La Chine est « une civilisation qui tente d’être un Etat », écrivit un jour Lucian Pye (12). L’on pourrait paraphraser sa remarque en disant que « la Chine est le dernier empire bureaucratique qui tente d’être un Etat » (13). Toutefois certains observateurs considèrent la Russie actuelle comme un « Etat raté », cela vaut également pour la Chine. He Qing lian, un des auteurs ayant contribué à cette anthologie, connue pour son ouvrage Les pièges de la Chine (14), remarque que la Chine d’aujourd’hui présente quasiment toutes les caractéristiques et les traits d’un « Etat mou » (ruan zhengquan) (p. 2). L’expression « Etat mou » fut créée par Gunnar Myrdal et rend compte d’un phénomène souvent existant dans les pays du tiers monde — une carence de législation, une interprétation et mise en pratique arbitraire de la loi, la désobéissance ou la négligence des règlements et des ordres émis par les responsables à tous les niveaux, la collusion des responsables officiels avec les marchands (15). Toutes ces caractéristiques semblent en effet s’appliquer à la Chine et elles ne se sont pas contradictoires entre elles.

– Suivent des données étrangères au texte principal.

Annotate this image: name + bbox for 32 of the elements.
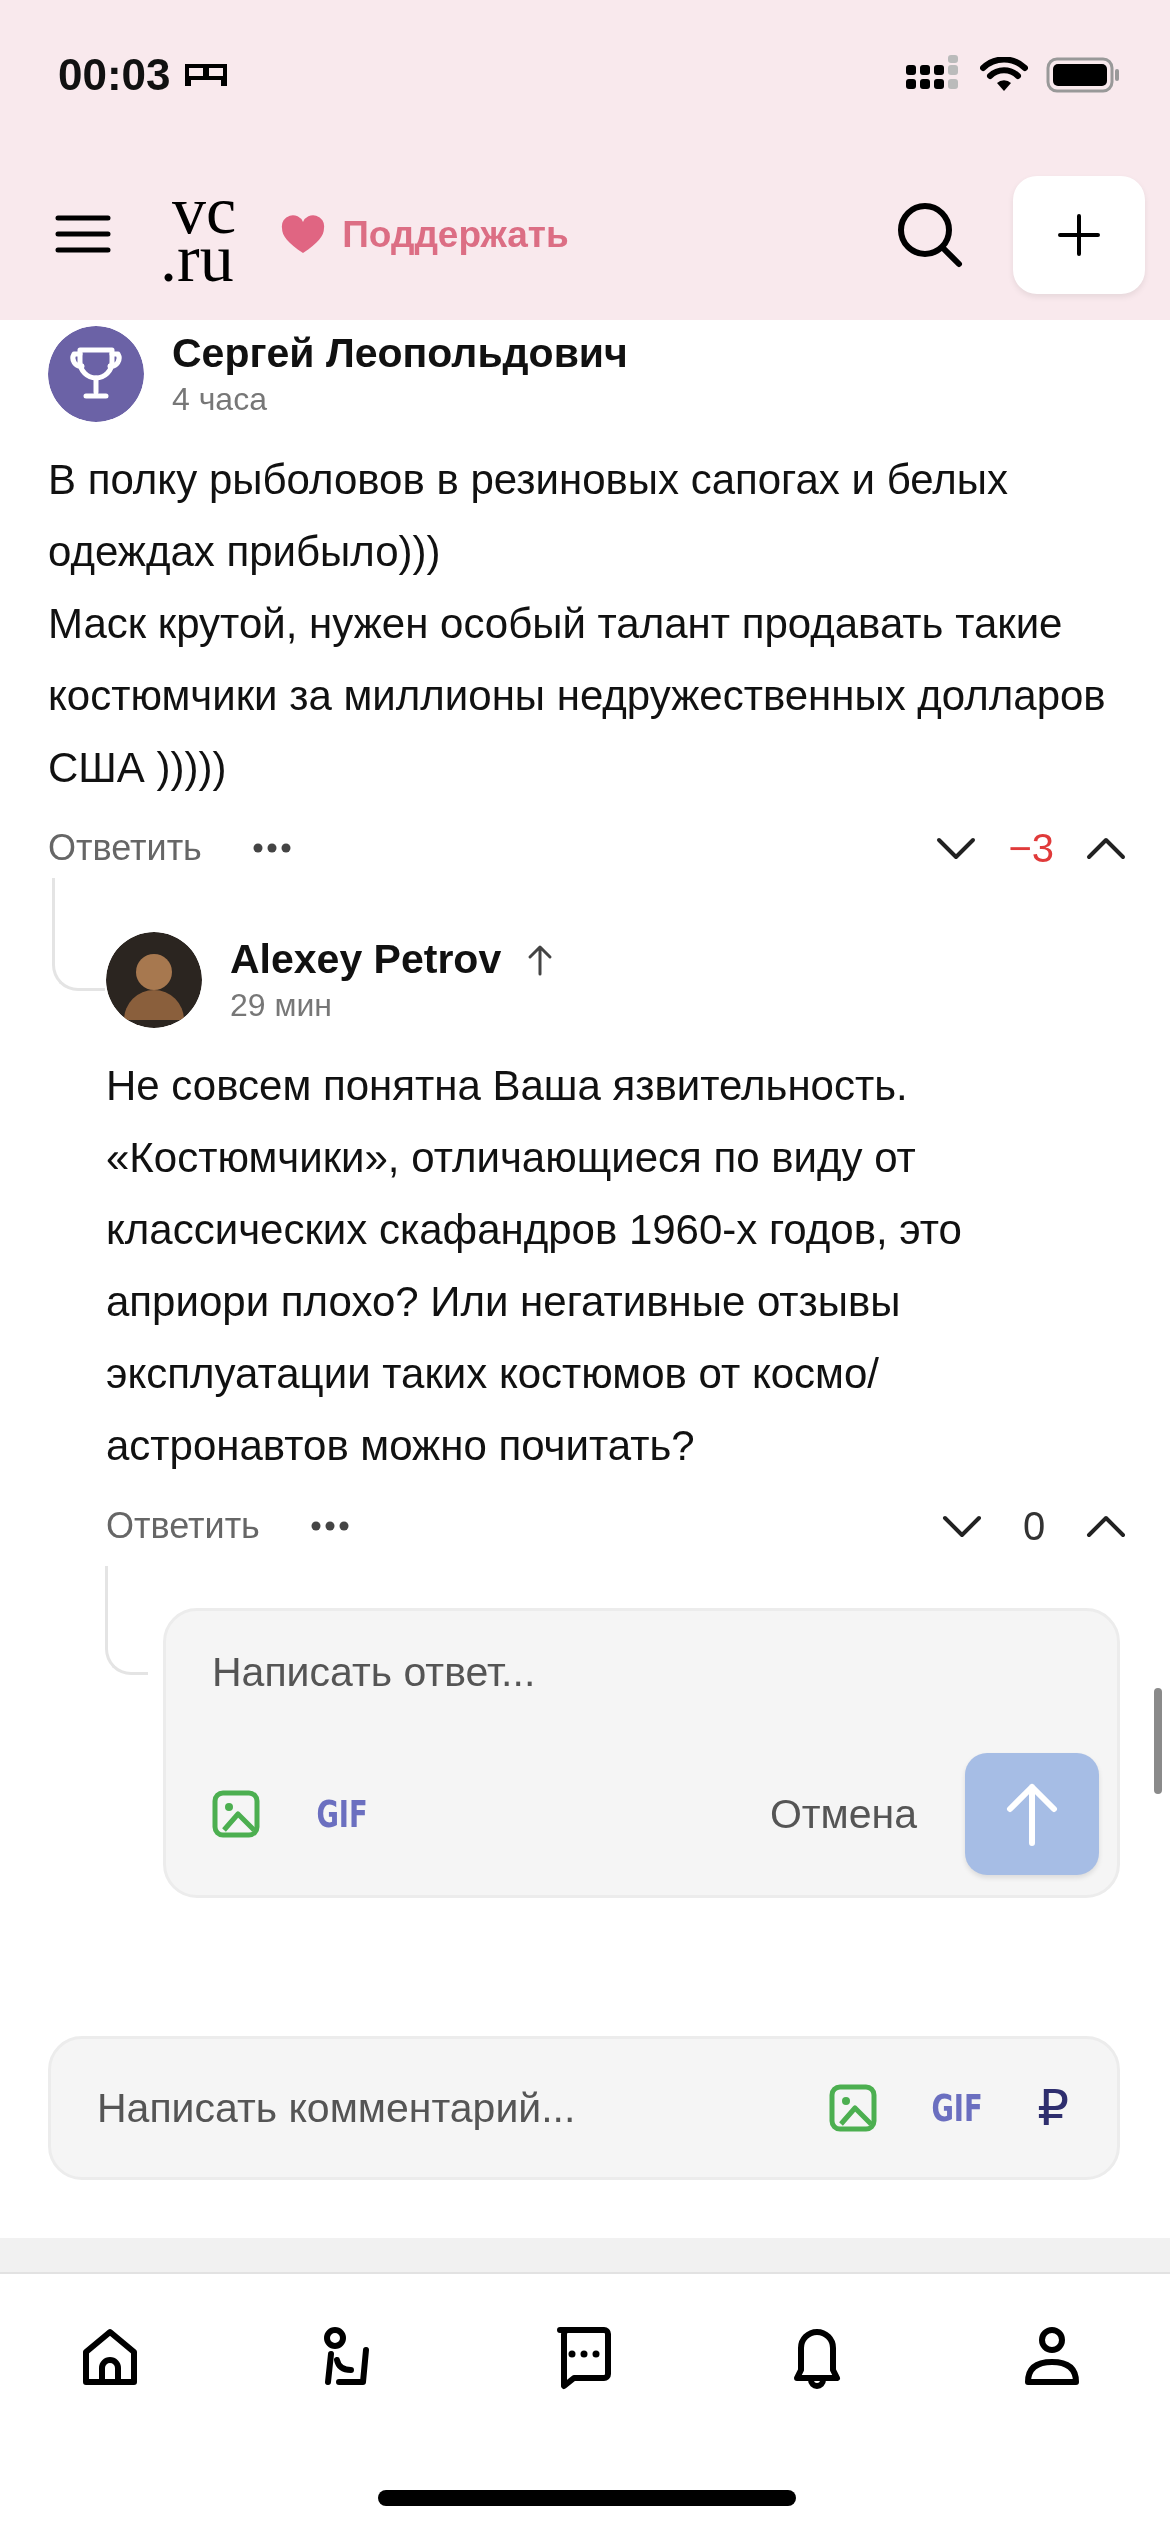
wifi-icon	[980, 57, 1028, 93]
heart-icon	[280, 215, 327, 255]
status-time: 00:03	[58, 50, 171, 100]
author-name[interactable]: Alexey Petrov	[230, 936, 502, 983]
plus-icon	[1057, 213, 1101, 257]
gif-button[interactable]: GIF	[931, 2086, 983, 2130]
comment-text: В полку рыболовов в резиновых сапогах и белых одеждах прибыло)))	[48, 455, 1009, 577]
vc-logo[interactable]: vc .ru	[156, 172, 241, 298]
reply-button[interactable]: Ответить	[48, 827, 202, 869]
comment-field[interactable]: Написать комментарий... GIF ₽	[48, 2036, 1120, 2180]
comment-text: Маск крутой, нужен особый талант продавать такие костюмчики за миллионы недружественных долларов США )))))	[48, 599, 1107, 793]
battery-icon	[1046, 57, 1120, 93]
image-icon[interactable]	[829, 2084, 878, 2132]
cancel-button[interactable]: Отмена	[769, 1790, 917, 1838]
reply-button[interactable]: Ответить	[106, 1505, 260, 1547]
image-icon[interactable]	[212, 1790, 260, 1838]
more-icon[interactable]	[251, 842, 292, 854]
menu-icon	[55, 213, 111, 254]
gif-button[interactable]: GIF	[316, 1792, 368, 1836]
comment-time[interactable]: 29 мин	[230, 987, 554, 1024]
more-icon[interactable]	[309, 1520, 350, 1532]
avatar[interactable]	[106, 932, 202, 1028]
reply-box[interactable]: Написать ответ... GIF Отмена	[163, 1608, 1120, 1898]
vote-score: 0	[1021, 1503, 1047, 1549]
vote-score: −3	[1008, 825, 1054, 871]
comment-time[interactable]: 4 часа	[172, 381, 628, 418]
comment-text: Не совсем понятна Ваша язвительность. «Костюмчики», отличающиеся по виду от классических скафандров 1960-х годов, это априори плохо? Или негативные отзывы эксплуатации таких костюмов от космо/астронавтов можно почитать?	[106, 1061, 963, 1471]
author-name[interactable]: Сергей Леопольдович	[172, 330, 628, 377]
create-button[interactable]	[1013, 176, 1145, 294]
up-arrow-icon[interactable]	[527, 943, 554, 976]
donate-button[interactable]: ₽	[1037, 2079, 1069, 2137]
scrollbar[interactable]	[1154, 1688, 1162, 1794]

Quel type de système politique est le plus à même d’assurer l’ordre intérieur et la modernisation continue de la Chine tout en limitant les risques d’un coup d’arrêt soudain ou d’une dépression systémique ? A l’exception de Yu Keping, aucun des auteurs ne soulève ces questions et encore moins ne s’efforce d’y répondre. Dans un petit essai bien pensé, Yu explique la distinction entre « stabilité statique » et « stabilité dynamique ». La première fait référence au maintien de la stabilité par l’interdit — l’interdiction aux citoyens de pétitionner, manifester, etc. pour exprimer leur mécontentement à l’égard du gouvernement. La stabilité dynamique, en revanche, fait référence au maintien de la stabilité par une accommodation dynamique, c’est-à-dire permettant aux citoyens d’exprimer leur mécontentement et s’efforçant de satisfaire leurs demandes. Yu plaide en faveur de ce deuxième type de stabilité par opposition à la « stabilité statique traditionnelle » (p. 52). Il avance que le maintien de la stabilité par le statu quo est l’approche la moins souhaitable, mais ne va pas plus loin. Soit il n’a pas réfléchi aux moyens d’institutionnaliser le concept de stabilité dynamique, soit il n’ose pas articuler ses réflexions.

Parmi les réformateurs chinois contemporains, il n’y a guère que Yan Jiaqi pour soutenir que le fédéralisme peut satisfaire les exigences apparemment contradictoires que nous venons de citer. Pour lui, seule une organisation fédérale permettrait à la Chine de maintenir son unité, c’est-à-dire de conserver un ensemble composé de la Chine proprement dite, du Tibet, du Xinjiang et de Hong Kong ainsi que, plus tard, de Taiwan. Yan n’arriva à cette conclusion qu’après avoir voyagé en Occident et aux Etats-Unis. Cependant la direction du PCC a, depuis son arrivée au pouvoir, constamment rejeté le fédéralisme. Et si aucun des auteurs ayant contribué à cette anthologie n’aborde cette question, c’est que celle-ci reste, aujourd’hui, y compris dans les milieux réformateurs, tabous.

Quelles sont les implications de ces analyses pour la Chine ? En un mot, il n’est absolument pas sûr que la modernisation continue de la Chine et son évolution vers une démocratie libérale aboutiront, contrairement à ce que certains spécialistes occidentaux de la Chine supposent ou espèrent. La Chine a encore un long chemin à faire avant de devenir, si tant est qu’elle devienne un jour, un Etat moderne dont l’immense population bénéficierait des bienfaits que sont les droits de l’homme et les libertés civiles. Sur un plan plus pratique, la question se pose aujourd’hui avec urgence de savoir si la Chine politique peut demeurer un corps politique uni et opérationnel, capable de faire face à la détérioration rapide de son environnement naturel, la disparité croissante des chances et des revenus entre régions et entre classes, les tendances centrifuges et le séparatisme ethnique et la faillite morale du Parti au pouvoir. Toutes ces questions ne sont pas sans répercussions ni implications pour le reste du monde.